Characteristics of testicular dysgenesis syndrome and decreased expression of SRY and SOX9 in Frasier syndrome

• Published in: Molecular reproduction and development Vol. 75; no. 9; pp. 1484 - 1494
• Main Authors: Schumacher, Valérie, Gueler, Banu, Looijenga, Leendert H.J., Becker, Jan Ulrich, Amann, Kerstin, Engers, Rainer, Dotsch, Joerg, Stoop, Hans, Schulz, Wolfgang, Royer-Pokora, Brigitte
• Format: Journal Article
• Language: English
• Published: Hoboken Wiley Subscription Services, Inc., A Wiley Company 01.09.2008; Wiley-Liss
• Subjects: Adult; Biological and medical sciences; Cells, Cultured; Child; DNA Mutational Analysis; Down-Regulation; Frasier Syndrome - complications; Frasier Syndrome - genetics; Frasier Syndrome - metabolism; Frasier Syndrome - pathology; Genes, Wilms Tumor; gonadal dysgenesis; Gonadal Dysgenesis - complications; Gonadal Dysgenesis - genetics; Gonadal Dysgenesis - metabolism; Gynecology.

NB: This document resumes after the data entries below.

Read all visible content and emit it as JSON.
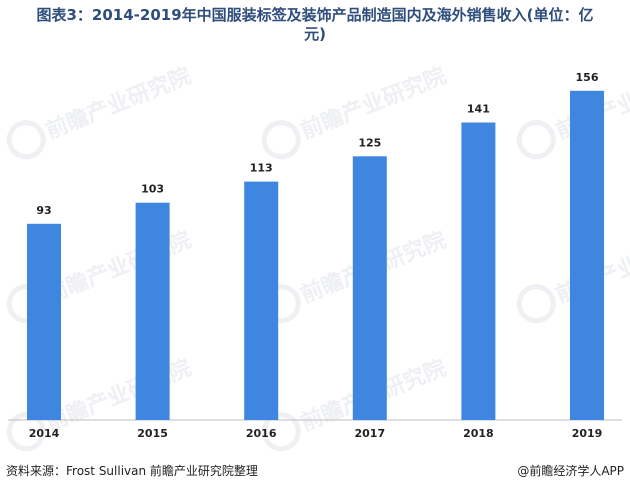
{
  "title_line1": "图表3：2014-2019年中国服装标签及装饰产品制造国内及海外销售收入(单位：亿",
  "title_line2": "元)",
  "chart_data": {
    "type": "bar",
    "categories": [
      "2014",
      "2015",
      "2016",
      "2017",
      "2018",
      "2019"
    ],
    "values": [
      93,
      103,
      113,
      125,
      141,
      156
    ],
    "title": "图表3：2014-2019年中国服装标签及装饰产品制造国内及海外销售收入(单位：亿元)",
    "xlabel": "",
    "ylabel": "",
    "ylim": [
      0,
      170
    ],
    "grid": false,
    "legend": "none",
    "bar_color": "#3f86e0"
  },
  "footer": {
    "source": "资料来源：Frost Sullivan  前瞻产业研究院整理",
    "app": "@前瞻经济学人APP"
  },
  "watermark": {
    "brand": "前瞻产业研究院"
  },
  "colors": {
    "title": "#2f4e7c",
    "bar": "#3f86e0",
    "axis": "#bfbfbf"
  }
}
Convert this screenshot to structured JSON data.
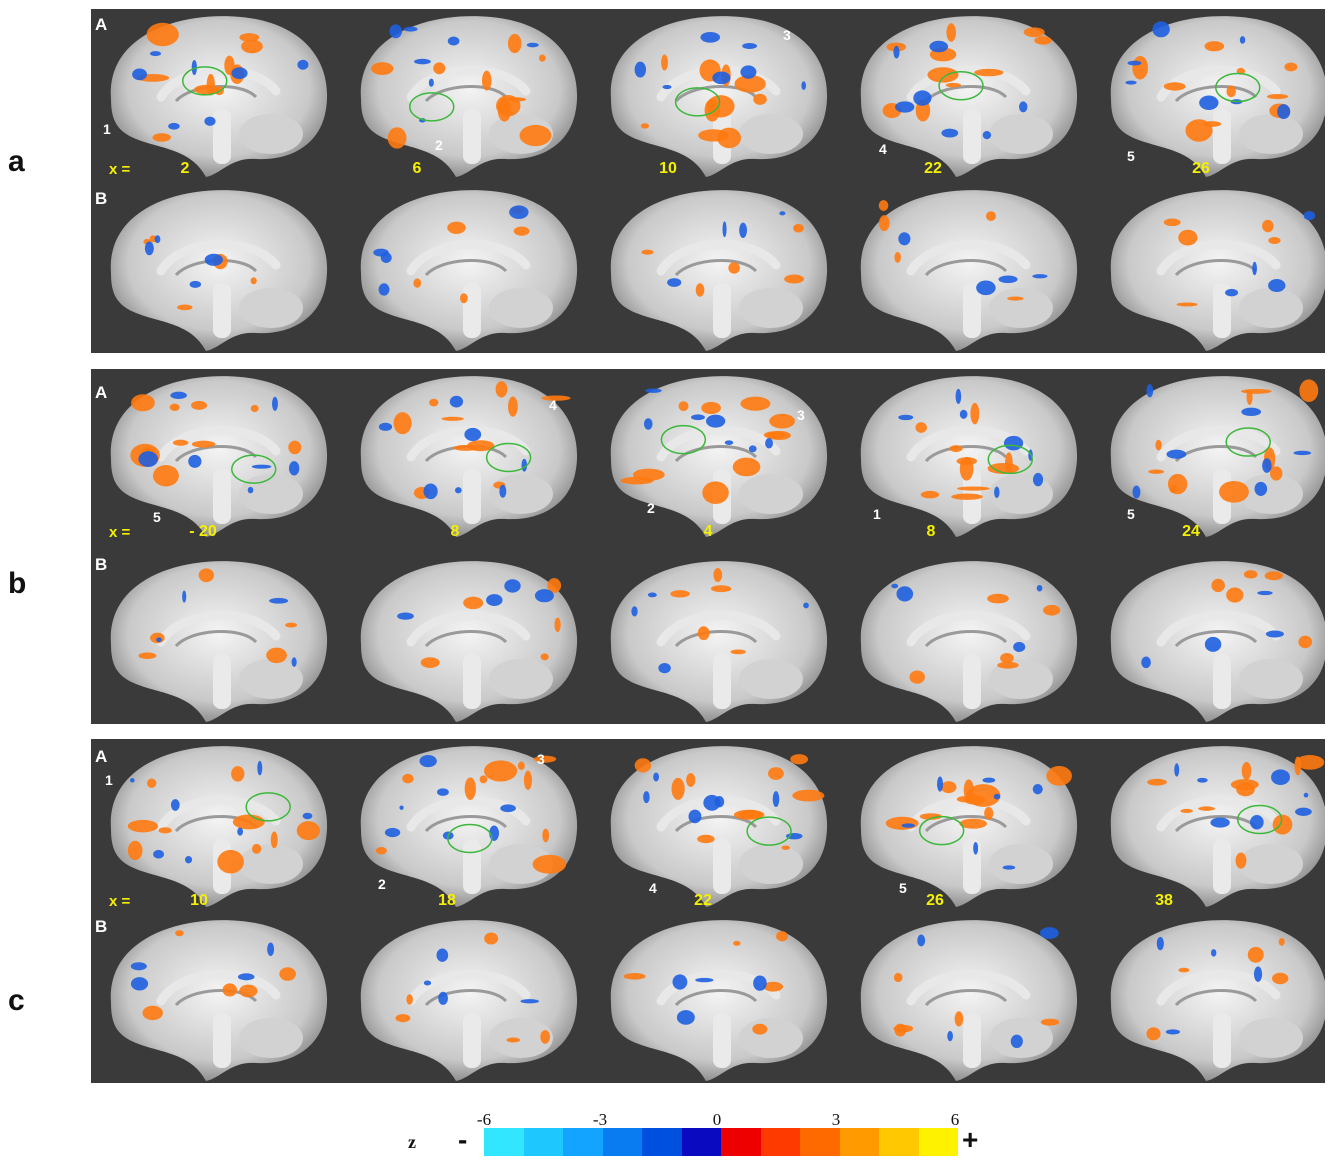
{
  "panels": [
    {
      "letter": "a",
      "row_a": "A",
      "row_b": "B",
      "x_prefix": "x =",
      "x_values": [
        "2",
        "6",
        "10",
        "22",
        "26"
      ],
      "roi_labels": [
        "1",
        "2",
        "3",
        "4",
        "5"
      ]
    },
    {
      "letter": "b",
      "row_a": "A",
      "row_b": "B",
      "x_prefix": "x =",
      "x_values": [
        "- 20",
        "8",
        "4",
        "8",
        "24"
      ],
      "roi_labels": [
        "5",
        "4",
        "2",
        "3",
        "1",
        "5"
      ]
    },
    {
      "letter": "c",
      "row_a": "A",
      "row_b": "B",
      "x_prefix": "x =",
      "x_values": [
        "10",
        "18",
        "22",
        "26",
        "38"
      ],
      "roi_labels": [
        "1",
        "2",
        "3",
        "4",
        "5"
      ]
    }
  ],
  "colorbar": {
    "label": "z",
    "minus": "-",
    "plus": "+",
    "ticks": [
      "-6",
      "-3",
      "0",
      "3",
      "6"
    ],
    "colors": [
      "#33e6ff",
      "#1ec8ff",
      "#12a4ff",
      "#0a7cf2",
      "#0050e0",
      "#0a0ac0",
      "#ee0000",
      "#ff3a00",
      "#ff6a00",
      "#ff9a00",
      "#ffc800",
      "#fff200"
    ],
    "activation_positive": "#ff7a10",
    "activation_negative": "#1e5fe0",
    "roi_outline": "#3cb83c"
  }
}
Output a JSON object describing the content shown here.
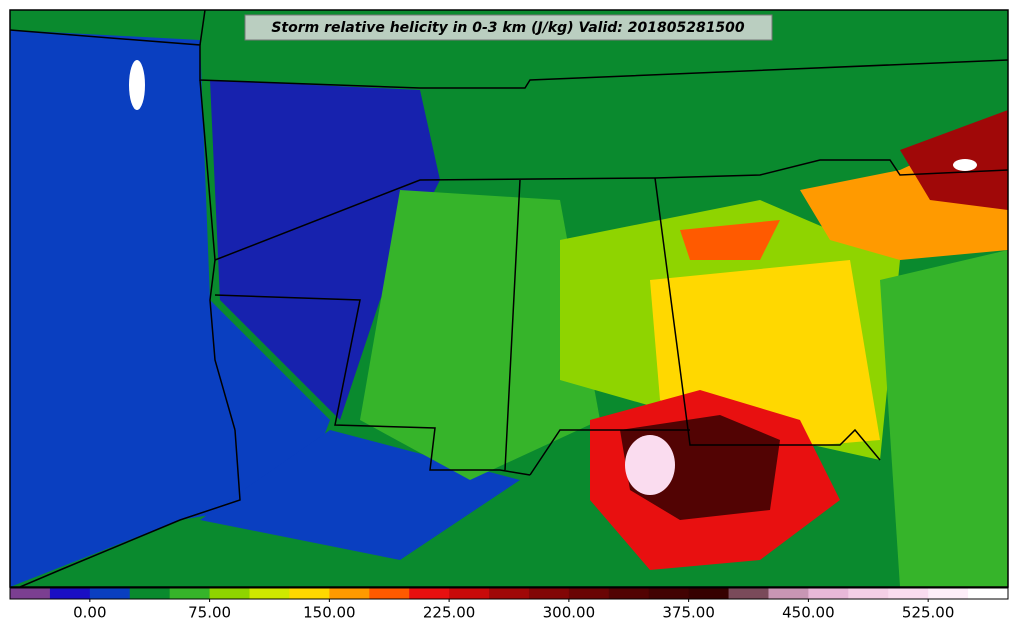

Andrology. Obstetrics; High Mobility Group Proteins - genetics; High Mobility Group Proteins - metabolism; Humans; intratubular germ cell neoplasia unclassified (ITGCN); Lysine - genetics; Male; Male genital diseases; Medical sciences; Mutation; Non tumoral diseases; RNA, Messenger - metabolism; Serine - genetics; sertoli cells; Sex-Determining Region Y Protein - genetics; Sex-Determining Region Y Protein - metabolism; SOX9 Transcription Factor; Spermatogenesis - genetics; Testicular Diseases - complications; Testicular Diseases - genetics; Testicular Diseases - metabolism; Threonine - genetics; Transcription Factors - genetics; Transcription Factors - metabolism; WT1; Human; Sertoli cell; sertoli cells; Sexual differentiation disorder; Molecular marker; Malignant tumor; Germinal cell; Testicle; Male genital system; Genital diseases; Dysgenesia gonad; intratubular germ cell neoplasia unclassified (ITGCN); Malformation; Sex determination; WT1; gonadal dysgenesis; Wilms tumor; Mutation; Cancer
• ISSN: 1040-452X; 1098-2795
• DOI: 10.1002/mrd.20889

Frasier syndrome (FS) is characterized by chronic renal failure in early adulthood, varying degrees of gonadal dysgenesis, and a high risk for gonadal germ cell malignancies, particularly gonadoblastoma. Although it is known to arise from heterozygous splice mutations in intron 9 of the Wilms' tumor gene 1 (WT1), the mechanisms by which these mutations result in gonadal dysgenesis in humans remain obscure. Here we show that a decrease in WT1 + KTS isoforms due to disruption of alternative splicing of the WT1 gene in a FS patient is associated with diminished expression of the transcription factors SRY and SOX9 in Sertoli cells. These findings provide the first confirmation in humans of the results obtained by others in mice. Consequently, Sertoli cells fail to form the specialized environment within the seminiferous tubules that normally houses developing germ cells. Thus, germ cells are unable to fully mature and are blocked at the spermatogonial–spermatocyte stage. Concomitantly, subpopulations of the malignant counterpart of primordial germ cells/gonocytes, the intratubular germ cell neoplasia unclassified type (ITGCN), are identified. Furthermore, dysregulated Leydig cells produce insufficient levels of testosterone, resulting in hypospadias. Collectively, the impaired spermatogenesis, hypospadias and ITGCN comprise part of the developmental disorder known as ‘testicular dysgenesis syndrome’ (TDS), which arises during early fetal life. The data presented here show that critical levels of WT1 + KTS, SRY and SOX9 are required for normal Sertoli cell maturation, and subsequent normal spermatogenesis. To further study the function of human Sertoli cells in the future, we have established a human cell line. Mol. Reprod. Dev. 75: 1484–1494, 2008. © 2008 Wiley‐Liss, Inc.